Tandis qu’Internet est pour certains enquêtés un outil de communication culturellement en décalage, d’autres s’y sont donc socialisés. Si cet outil caractéristique de la jeune génération constitue un mode nouveau de communication, il apparaît comme un outil de distinction des générations. Largement intégré dans les normes sociales, la pratique d’Internet est donc pour l’individu un moyen de ne pas être considéré socialement comme un « has been ». Mais outre cette fonction sociale, quelles fonctions à Internet dans les pratiques des individus ?

2.4.3. Les fonctions d’Internet : d’un simple outil utilitaire vers une nouvelle forme de maintien des liens sociaux et familiaux

Internet reste un outil purement utilitaire pour certains. Il constitue un moyen d’obtenir des informations avec rapidité.
Il constitue également un support de remplacement des supports écrits comme le journal. Ainsi, c’est une alternative simplifiant la vie quotidienne dans la quête d’informations. C’est donc un outil de confort:

« Moi je l’utilise aussi pour avoir des nouvelles quand je n’achète pas le journal. Il y a certains sites qui sont très intéressants au niveau de l’actualité, et au niveau de l’indépendance de l’actualité. Je m’en sers aussi pour aller chercher mes places de spectacle, pour la météo, pour plein de choses. » (Rachel, F, 51 ans, avocate)

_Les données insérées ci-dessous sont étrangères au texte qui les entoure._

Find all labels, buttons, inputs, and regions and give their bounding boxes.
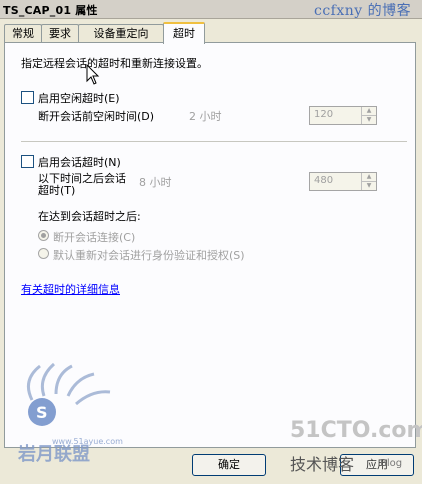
more-info-link[interactable]: 有关超时的详细信息 xyxy=(21,281,120,297)
window-title: TS_CAP_01 属性 xyxy=(3,4,98,17)
watermark-text: ccfxny 的博客 xyxy=(314,3,412,19)
tab-general[interactable]: 常规 xyxy=(4,24,42,42)
ok-button[interactable]: 确定 xyxy=(192,454,266,476)
spin-down-icon[interactable]: ▼ xyxy=(362,181,376,190)
spin-down-icon[interactable]: ▼ xyxy=(362,115,376,124)
session-timeout-checkbox[interactable] xyxy=(21,155,34,168)
idle-time-hint: 2 小时 xyxy=(189,110,222,123)
svg-text:S: S xyxy=(36,403,48,422)
session-time-label-line2: 超时(T) xyxy=(38,184,76,197)
reauthenticate-radio-label: 默认重新对会话进行身份验证和授权(S) xyxy=(53,249,245,262)
logo-left-sub: www.51ayue.com xyxy=(52,437,123,446)
session-spinner-arrows[interactable]: ▲ ▼ xyxy=(361,173,376,190)
session-time-spinner[interactable]: 480 ▲ ▼ xyxy=(309,172,377,191)
idle-timeout-label: 启用空闲超时(E) xyxy=(38,92,120,105)
logo-51cto-text: 51CTO.com xyxy=(290,418,422,443)
session-time-hint: 8 小时 xyxy=(139,176,172,189)
spin-up-icon[interactable]: ▲ xyxy=(362,173,376,181)
yueming-logo-icon: S 岩月联盟 www.51ayue.com xyxy=(17,362,123,465)
intro-text: 指定远程会话的超时和重新连接设置。 xyxy=(21,57,208,70)
spin-up-icon[interactable]: ▲ xyxy=(362,107,376,115)
divider xyxy=(21,141,407,142)
idle-time-label: 断开会话前空闲时间(D) xyxy=(38,110,155,123)
idle-spinner-arrows[interactable]: ▲ ▼ xyxy=(361,107,376,124)
logo-51cto-blog: Blog xyxy=(380,458,403,469)
disconnect-radio-label: 断开会话连接(C) xyxy=(53,231,136,244)
idle-time-spinner[interactable]: 120 ▲ ▼ xyxy=(309,106,377,125)
mouse-cursor-icon xyxy=(86,64,100,85)
session-time-value: 480 xyxy=(314,175,334,186)
tab-requirements[interactable]: 要求 xyxy=(41,24,79,42)
idle-timeout-checkbox[interactable] xyxy=(21,91,34,104)
logo-51cto-sub: 技术博客 xyxy=(290,455,355,474)
tab-timeouts[interactable]: 超时 xyxy=(163,22,205,44)
after-timeout-label: 在达到会话超时之后: xyxy=(38,210,141,223)
tab-device-redirection[interactable]: 设备重定向 xyxy=(78,24,164,42)
disconnect-radio[interactable] xyxy=(38,230,49,241)
logo-left-text: 岩月联盟 xyxy=(17,443,90,465)
session-timeout-label: 启用会话超时(N) xyxy=(38,156,121,169)
reauthenticate-radio[interactable] xyxy=(38,248,49,259)
idle-time-value: 120 xyxy=(314,109,334,120)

Internet est aussi un outil de communication. Il permet aux individus de communiquer avec des groupes de pairs que ce soit par courriel ou par messagerie instantanée. Pour certains, c’est un outil permettant de communiquer avec leurs enfants qui ont quitté le domicile. Face à une mobilité accrue des étudiants et des travailleurs, l’effet de distance délie les liens familiaux. Internet permet ainsi de renouer les liens familiaux non seulement par l’envoie de courriers électroniques, mais aussi par le biais de l’image puisque la technologie des « web-cam », offre une possibilité de vidéo instantanée. Internet permet donc de maintenir les liens familiaux. Face à la distance et des technologies qui permettent un contact instantané et une impression de proximité, Internet permet de renforcer les liens sociaux au sein de la famille :
« Avec les filles on arrive à les voir par Internet, on arrive discuter avec elles par Internet, c’est super. C’est la distance qui favorise le fait de communiquer comme ça. » (Anne, F, 58 ans, institutrice en préretraite)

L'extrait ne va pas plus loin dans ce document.